For a planar magnetron sputtering target, the magnetic steel is placed behind the target, and magnetic lines passing through the surface of the target to form a magnetic field on the surface of the target. The magnetic field B parallel to the target surface and the electric field E perpendicular to the target surface, they forms a drift field E×B that is parallel to the target surface. The drift field E×B has the function of trapping for electrons, which increases the electron density of the target surface, increases the collision probability of electrons with neutral gas molecules, and strengthens the ionization rate of the sputtering gas, thereby increasing the sputtering rate. For a typical planar rectangular magnetron sputtering target, the magnetic steel arrangement is shown in Fig.1 (the adjacent magnetic steels have opposite polarities, ie NSN or SNS).

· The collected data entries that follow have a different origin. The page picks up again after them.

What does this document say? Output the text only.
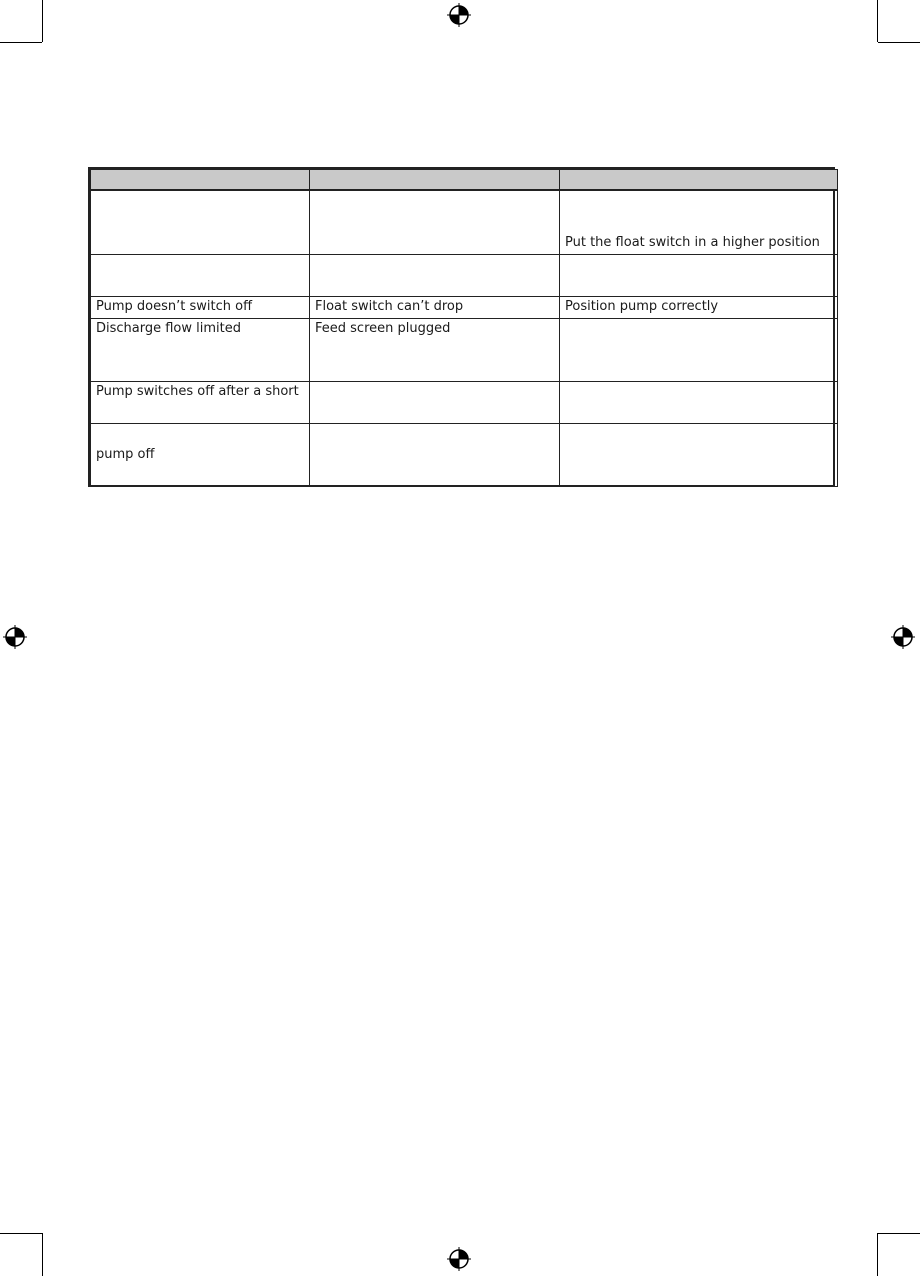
		Put the float switch in a higher position

Pump doesn’t switch off	Float switch can’t drop	Position pump correctly
Discharge flow limited	Feed screen plugged	
Pump switches off after a short		
pump off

Fig.1 Diagram of magnetic steel layout and magnetic field distribution
The magnetic field line distribution in Fig.1 is calculated by numerical simulation. It can be seen that the area where magnetic field line on the target surface is approximately parallel to the target surface is narrow. Since in the magnetron sputtering system, the sputtering area of the target surface is mainly concentrated in this area where magnetic field line on the target surface is approximately parallel to the target surface. The width of the etched trench becomes narrower as the etch depth increases during the sputtering process. The resulting etch profile is shown in Fig.2.
Fig.2 The etching caused by the usual magnetic steel arrangement
According to the area calculation, the target utilization ratio of the above-mentioned magnetic steel arrangement method is only about 20%. It can be seen that the usual arrangement of magnetic steels makes it difficult to obtain high target utilization rates and deposition rates.